Una famiglia partita da Piacenza e diretta verso Torino ha scoperto dopo circa 100 chilometri che il figlio di 31 anni, creduto addormentato sul sedile posteriore, era morto. La tragedia si è consumata lungo l’autostrada A21, nel tratto compreso tra Casteggio e Voghera.
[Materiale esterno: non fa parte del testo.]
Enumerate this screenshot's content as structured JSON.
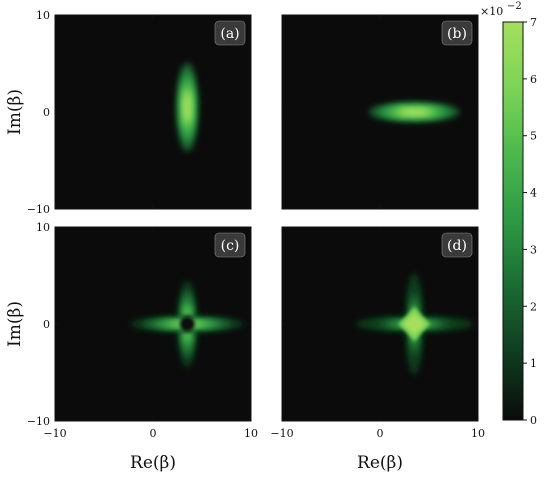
{
  "chart_data": {
    "type": "heatmap",
    "xlabel": "Re(β)",
    "ylabel": "Im(β)",
    "xlim": [
      -10,
      10
    ],
    "ylim": [
      -10,
      10
    ],
    "x_ticks": [
      "−10",
      "0",
      "10"
    ],
    "y_ticks": [
      "10",
      "0",
      "−10"
    ],
    "panels": [
      {
        "label": "(a)",
        "shape": "vertical-ellipse",
        "center": [
          3.5,
          0.5
        ],
        "peak": 0.065
      },
      {
        "label": "(b)",
        "shape": "horizontal-ellipse",
        "center": [
          3.5,
          0.0
        ],
        "peak": 0.065
      },
      {
        "label": "(c)",
        "shape": "cross-with-hole",
        "center": [
          3.5,
          0.0
        ],
        "peak": 0.055
      },
      {
        "label": "(d)",
        "shape": "cross-diamond",
        "center": [
          3.5,
          0.0
        ],
        "peak": 0.07
      }
    ],
    "colorbar": {
      "range": [
        0,
        7
      ],
      "ticks": [
        "0",
        "1",
        "2",
        "3",
        "4",
        "5",
        "6",
        "7"
      ],
      "multiplier": "×10",
      "exponent": "−2",
      "colors": [
        "#0b0b0b",
        "#0f3c1f",
        "#1a6b32",
        "#2c9a42",
        "#4bb84d",
        "#7cd455",
        "#a4e05d"
      ]
    }
  }
}
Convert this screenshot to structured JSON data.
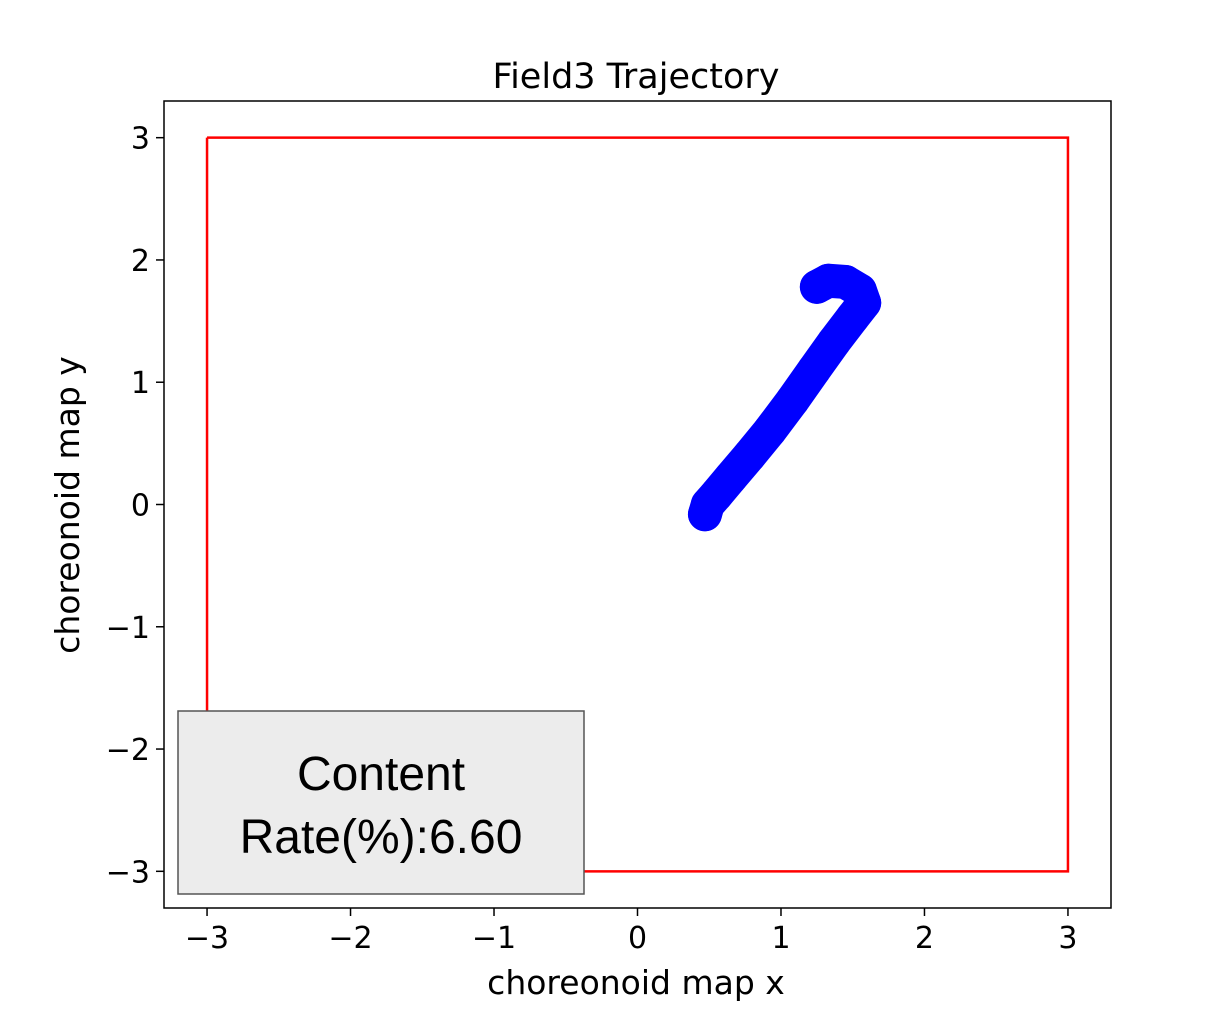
{
  "chart_data": {
    "type": "line",
    "title": "Field3 Trajectory",
    "xlabel": "choreonoid map x",
    "ylabel": "choreonoid map y",
    "xlim": [
      -3.3,
      3.3
    ],
    "ylim": [
      -3.3,
      3.3
    ],
    "xticks": [
      -3,
      -2,
      -1,
      0,
      1,
      2,
      3
    ],
    "yticks": [
      -3,
      -2,
      -1,
      0,
      1,
      2,
      3
    ],
    "xtick_labels": [
      "−3",
      "−2",
      "−1",
      "0",
      "1",
      "2",
      "3"
    ],
    "ytick_labels": [
      "−3",
      "−2",
      "−1",
      "0",
      "1",
      "2",
      "3"
    ],
    "grid": false,
    "series": [
      {
        "color": "#0000ff",
        "marker": "circle",
        "x": [
          0.47,
          0.49,
          0.55,
          0.65,
          0.78,
          0.92,
          1.08,
          1.23,
          1.37,
          1.5,
          1.58,
          1.55,
          1.45,
          1.33,
          1.25
        ],
        "y": [
          -0.08,
          0.0,
          0.08,
          0.22,
          0.4,
          0.6,
          0.85,
          1.1,
          1.33,
          1.53,
          1.65,
          1.75,
          1.82,
          1.83,
          1.78
        ]
      }
    ],
    "boundary": {
      "color": "#ff0000",
      "x": [
        -3,
        3,
        3,
        -3,
        -3
      ],
      "y": [
        3,
        3,
        -3,
        -3,
        3
      ]
    },
    "annotation": {
      "lines": [
        "Content",
        "Rate(%):6.60"
      ],
      "background": "#ececec",
      "placement": "lower-left"
    }
  }
}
La scoperta durante il tragitto
Il viaggio era iniziato nella mattina di domenica 16 agosto. I genitori pensavano che il giovane stesse dormendo, come può accadere durante uno spostamento in auto particolarmente lungo. Con il passare dei minuti, però, quel sonno è apparso sempre più profondo e prolungato, facendo nascere i primi sospetti.
Quando l’auto ha raggiunto il tratto dell’A21 tra Casteggio e Voghera, i genitori hanno provato a svegliare il figlio. Di fronte alla sua mancata reazione, hanno accostato in una piazzola di sosta per verificare le sue condizioni e si sono resi conto della gravità della situazione.
L’intervento dei soccorsi
È stato quindi richiesto l’intervento del 118. I soccorritori hanno raggiunto la piazzola per prestare assistenza al 31enne, ma ogni tentativo si è rivelato inutile: il giovane era già morto. Per lui non c’è stato nulla da fare.
Restano il dolore e lo choc dei genitori, che hanno vissuto la drammatica scoperta durante un trasferimento iniziato a poca distanza dalla provincia di Pavia. Il testo non fornisce ulteriori elementi sulle cause del decesso, né indica se siano stati disposti accertamenti per chiarire le circostanze della morte.